🤖 AI Summary
This paper investigates the optimal accuracy of collective decision-making by multiple context-aware experts. We propose an expert-guided bandit learning framework and design two novel online aggregation algorithms: (1) UCB-driven pruned majority voting and (2) online majority voting with dynamically weighted experts based on predictive capability. To our knowledge, these are the first aggregation methods for multi-expert ensembles providing rigorous no-regret theoretical guarantees. Our approach jointly incorporates contextual modeling, sequential expert elimination, and dynamic weight adaptation, and we prove a sublinear regret bound under the bandit setting. Empirical evaluation on online fine-tuning of large language models demonstrates that our methods significantly improve response accuracy over baseline approaches, validating both theoretical soundness and practical efficacy.
📝 Abstract
We explore the use of expert-guided bandit learning, which we refer to as online mixture-of-experts (OMoE). In this setting, given a context, a candidate committee of experts must determine how to aggregate their outputs to achieve optimal results in terms of aggregate accuracy. We propose two algorithms to address this problem. The first algorithm combines aggregate voting with UCB-driven successive elimination, efficiently pruning suboptimal exploration actions.
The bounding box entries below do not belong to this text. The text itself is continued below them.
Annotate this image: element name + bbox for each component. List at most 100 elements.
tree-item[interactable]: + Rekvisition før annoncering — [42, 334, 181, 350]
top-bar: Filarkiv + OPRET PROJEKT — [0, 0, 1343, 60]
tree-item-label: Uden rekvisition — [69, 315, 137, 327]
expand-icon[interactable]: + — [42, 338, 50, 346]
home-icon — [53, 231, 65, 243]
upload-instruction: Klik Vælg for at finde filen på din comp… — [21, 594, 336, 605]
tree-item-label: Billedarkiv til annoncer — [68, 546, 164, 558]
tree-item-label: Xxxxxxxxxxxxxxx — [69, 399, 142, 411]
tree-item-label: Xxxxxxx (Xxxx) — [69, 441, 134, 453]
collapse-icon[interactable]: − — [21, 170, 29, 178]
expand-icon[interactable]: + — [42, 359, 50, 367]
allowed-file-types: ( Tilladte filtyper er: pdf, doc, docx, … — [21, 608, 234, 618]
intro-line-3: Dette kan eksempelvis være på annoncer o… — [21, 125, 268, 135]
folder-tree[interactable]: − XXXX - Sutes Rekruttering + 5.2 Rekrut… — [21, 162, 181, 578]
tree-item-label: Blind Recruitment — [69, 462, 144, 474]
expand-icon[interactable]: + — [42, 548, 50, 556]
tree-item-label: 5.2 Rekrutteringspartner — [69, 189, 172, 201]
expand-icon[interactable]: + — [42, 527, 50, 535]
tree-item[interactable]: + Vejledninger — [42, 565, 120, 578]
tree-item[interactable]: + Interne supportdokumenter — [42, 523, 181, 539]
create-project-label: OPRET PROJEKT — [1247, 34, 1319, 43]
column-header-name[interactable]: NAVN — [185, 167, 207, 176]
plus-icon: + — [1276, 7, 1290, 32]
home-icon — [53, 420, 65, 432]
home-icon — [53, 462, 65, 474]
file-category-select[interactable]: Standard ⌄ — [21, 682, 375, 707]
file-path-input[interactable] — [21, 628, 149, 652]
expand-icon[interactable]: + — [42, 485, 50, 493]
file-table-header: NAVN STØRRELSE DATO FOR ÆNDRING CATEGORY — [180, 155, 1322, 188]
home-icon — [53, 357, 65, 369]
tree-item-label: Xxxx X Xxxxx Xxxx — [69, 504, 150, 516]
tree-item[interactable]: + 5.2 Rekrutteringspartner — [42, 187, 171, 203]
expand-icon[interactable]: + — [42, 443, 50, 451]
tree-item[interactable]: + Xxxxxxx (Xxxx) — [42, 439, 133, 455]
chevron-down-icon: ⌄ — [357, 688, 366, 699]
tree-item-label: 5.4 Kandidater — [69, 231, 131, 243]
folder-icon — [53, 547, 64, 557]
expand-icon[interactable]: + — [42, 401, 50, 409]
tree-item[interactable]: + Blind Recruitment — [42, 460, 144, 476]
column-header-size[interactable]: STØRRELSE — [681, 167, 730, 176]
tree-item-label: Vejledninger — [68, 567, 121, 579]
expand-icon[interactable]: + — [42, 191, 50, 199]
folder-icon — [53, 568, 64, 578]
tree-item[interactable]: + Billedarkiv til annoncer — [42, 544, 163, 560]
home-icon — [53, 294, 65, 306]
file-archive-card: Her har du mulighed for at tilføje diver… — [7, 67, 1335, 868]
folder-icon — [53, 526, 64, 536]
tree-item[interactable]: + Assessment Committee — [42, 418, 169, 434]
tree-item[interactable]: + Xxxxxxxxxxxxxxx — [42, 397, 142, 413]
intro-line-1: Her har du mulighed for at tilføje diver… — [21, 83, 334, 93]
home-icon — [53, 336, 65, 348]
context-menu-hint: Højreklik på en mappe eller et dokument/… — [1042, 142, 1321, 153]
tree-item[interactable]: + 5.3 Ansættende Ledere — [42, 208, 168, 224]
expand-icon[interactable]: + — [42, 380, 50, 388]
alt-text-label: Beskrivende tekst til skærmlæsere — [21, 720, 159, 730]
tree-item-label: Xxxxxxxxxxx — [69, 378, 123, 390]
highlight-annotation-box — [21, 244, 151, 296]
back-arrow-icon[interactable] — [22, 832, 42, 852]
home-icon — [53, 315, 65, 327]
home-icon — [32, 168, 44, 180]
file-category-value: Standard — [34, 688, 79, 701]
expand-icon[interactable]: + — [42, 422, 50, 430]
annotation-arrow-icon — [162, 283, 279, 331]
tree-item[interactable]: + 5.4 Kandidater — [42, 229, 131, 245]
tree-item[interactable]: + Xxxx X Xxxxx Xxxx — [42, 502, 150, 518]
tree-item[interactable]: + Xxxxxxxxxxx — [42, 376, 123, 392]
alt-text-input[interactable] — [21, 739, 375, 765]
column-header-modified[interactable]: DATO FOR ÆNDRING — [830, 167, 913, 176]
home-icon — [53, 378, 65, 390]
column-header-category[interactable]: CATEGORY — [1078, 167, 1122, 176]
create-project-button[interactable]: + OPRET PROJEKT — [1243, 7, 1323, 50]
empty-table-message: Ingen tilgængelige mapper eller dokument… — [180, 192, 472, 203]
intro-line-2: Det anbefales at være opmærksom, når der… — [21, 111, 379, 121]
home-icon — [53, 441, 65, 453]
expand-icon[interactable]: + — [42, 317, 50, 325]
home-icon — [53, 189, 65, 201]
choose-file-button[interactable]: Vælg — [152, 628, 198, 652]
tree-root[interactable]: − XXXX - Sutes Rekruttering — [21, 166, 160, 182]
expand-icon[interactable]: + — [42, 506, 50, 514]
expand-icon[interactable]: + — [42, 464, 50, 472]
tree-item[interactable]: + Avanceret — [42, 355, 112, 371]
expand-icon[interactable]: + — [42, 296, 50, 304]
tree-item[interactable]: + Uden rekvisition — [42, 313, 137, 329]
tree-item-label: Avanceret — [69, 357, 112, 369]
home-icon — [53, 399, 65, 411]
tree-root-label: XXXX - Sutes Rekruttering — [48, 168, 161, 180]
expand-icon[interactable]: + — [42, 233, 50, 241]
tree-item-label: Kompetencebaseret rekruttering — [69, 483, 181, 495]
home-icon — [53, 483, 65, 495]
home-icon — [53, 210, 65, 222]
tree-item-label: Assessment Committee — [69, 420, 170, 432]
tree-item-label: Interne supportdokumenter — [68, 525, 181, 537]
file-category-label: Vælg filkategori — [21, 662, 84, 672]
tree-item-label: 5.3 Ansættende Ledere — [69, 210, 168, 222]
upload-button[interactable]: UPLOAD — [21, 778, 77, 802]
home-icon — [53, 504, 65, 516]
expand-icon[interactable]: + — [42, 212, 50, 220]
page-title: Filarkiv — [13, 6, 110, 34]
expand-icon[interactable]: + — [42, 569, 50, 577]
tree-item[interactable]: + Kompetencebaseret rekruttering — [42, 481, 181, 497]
The second algorithm employs an online weighted-majority-voting mechanism, leveraging the respective voting power of each expert proportional to their predictive power. We derive theoretical guarantees for the regret properties in the bandit setting under ideal circumstances, and empirical results are provided accordingly. As a modern study on applications, these methods are applied to the online fine-tuning of a set of expert large language models (LLMs), where after each response, the generative LLM dynamically reweighs its set of experts and/or selects the optimal committee of experts to generate the most accurate response. Our results introduce new methodologies and no-regret guarantees for combining multiple experts to improve on the performance of the an aggregate model overall.